Mikkelsen aiming to wrap up WRC2 title on Sunday

With more points, and more events left to score on than his rivals, Andreas Mikkelsen is sitting pretty

Andreas Mikkelsen

Andreas Mikkelsen’s entry for next month’s Rally Japan has put a very different complexion on this week’s Central European Rally.

Finding budget for a trip to the east means the Norwegian is now a very firm favorite for the WRC2 title. He tops the table and can still count scores from two more rallies – one more than his main rivals, Citroën driver Yohan Rossel and his fellow Toksport Škoda team-mate Gus Greensmith.

Predictably, Mikkelsen is relaxed on the eve of the event.

“It would be nice if we could win it here,” he told DirtFish, “because then we could do exactly what we want to do in Japan – to go there and push without thinking of any consequences.

“It’s not nice when you just have to finish a rally.

“This week, I’ll just drive like I feel comfortable. I expect a lot will happen on this rally. If you push hard here you can so easily end up in a ditch and zero-pointing – this is the nightmare.

“I’ll drive what I think is [the] correct [speed] and I won’t be stressed if we are some seconds behind after the first stages – it’s a long rally.”


Targeting a second WRC2 title as the season draws to a close looked a distant possibility at the top of 2023, when Mikkelsen was struggling to find a way to finance his season – having communicated his exit from Škoda for Hyundai, only to find Esapekka Lappi sitting in the i20 N Rally1 seat he thought had his name on.

But Mikkelsen’s got there. He’s managed what even he felt was an unlikely seven-round campaign. Now he has to make the best use of it.

Of the five WRC2 ronds he’s started this season, he’s won three. Staying ahead of Rossel and Greensmith will ensure him of a second WRC2 title in three years.

Andreas Mikkelsen

The Passau-based CER is not, however, going to be a straightforward affair. With rain forecast on Friday, Mikkelsen says the event could become something of a mudbath.
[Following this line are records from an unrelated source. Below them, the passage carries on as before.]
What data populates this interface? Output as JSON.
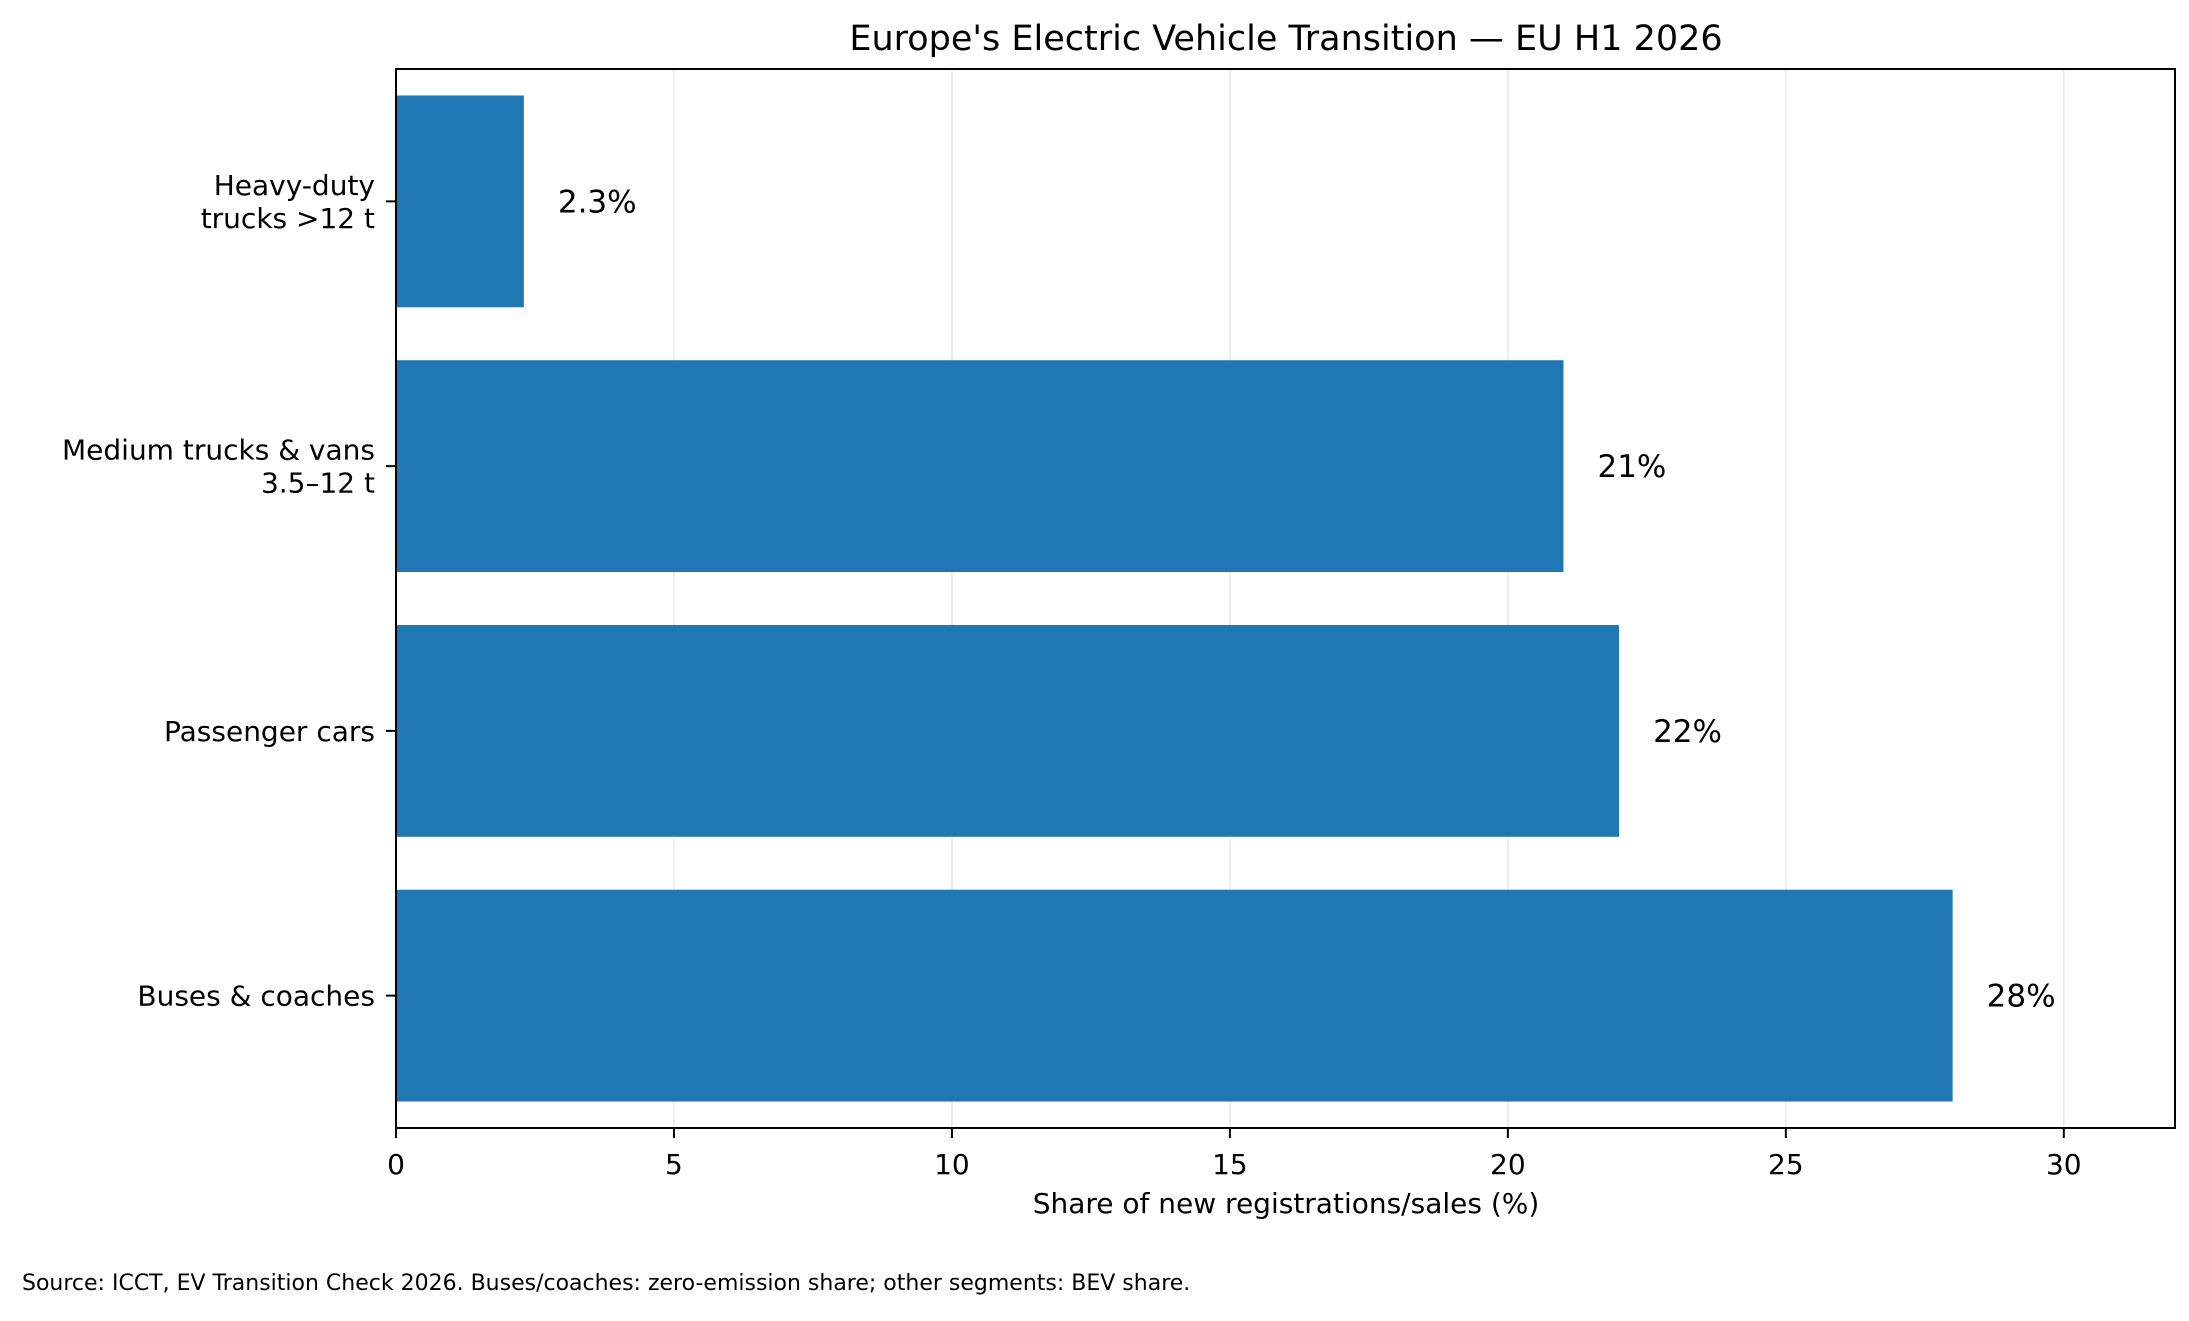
{
  "chart_data": {
    "type": "bar",
    "orientation": "horizontal",
    "title": "Europe's Electric Vehicle Transition — EU H1 2026",
    "xlabel": "Share of new registrations/sales (%)",
    "ylabel": "",
    "xlim": [
      0,
      32
    ],
    "xticks": [
      0,
      5,
      10,
      15,
      20,
      25,
      30
    ],
    "grid": "vertical",
    "legend": "none",
    "bar_color": "#1f77b4",
    "categories": [
      [
        "Heavy-duty",
        "trucks >12 t"
      ],
      [
        "Medium trucks & vans",
        "3.5–12 t"
      ],
      [
        "Passenger cars"
      ],
      [
        "Buses & coaches"
      ]
    ],
    "values": [
      2.3,
      21,
      22,
      28
    ],
    "data_labels": [
      "2.3%",
      "21%",
      "22%",
      "28%"
    ]
  },
  "footnote": "Source: ICCT, EV Transition Check 2026. Buses/coaches: zero-emission share; other segments: BEV share."
}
“There will be so much gravel pulled out if it rains – more than any other event,” he explained.

“We have anti-cutting things in many of the corners, but there are many more where we don’t. It could be a mud rally. And Friday especially, there will be no room for error there. It’s so narrow, so difficult; go a little bit wide and you will hit something or pick up a puncture.”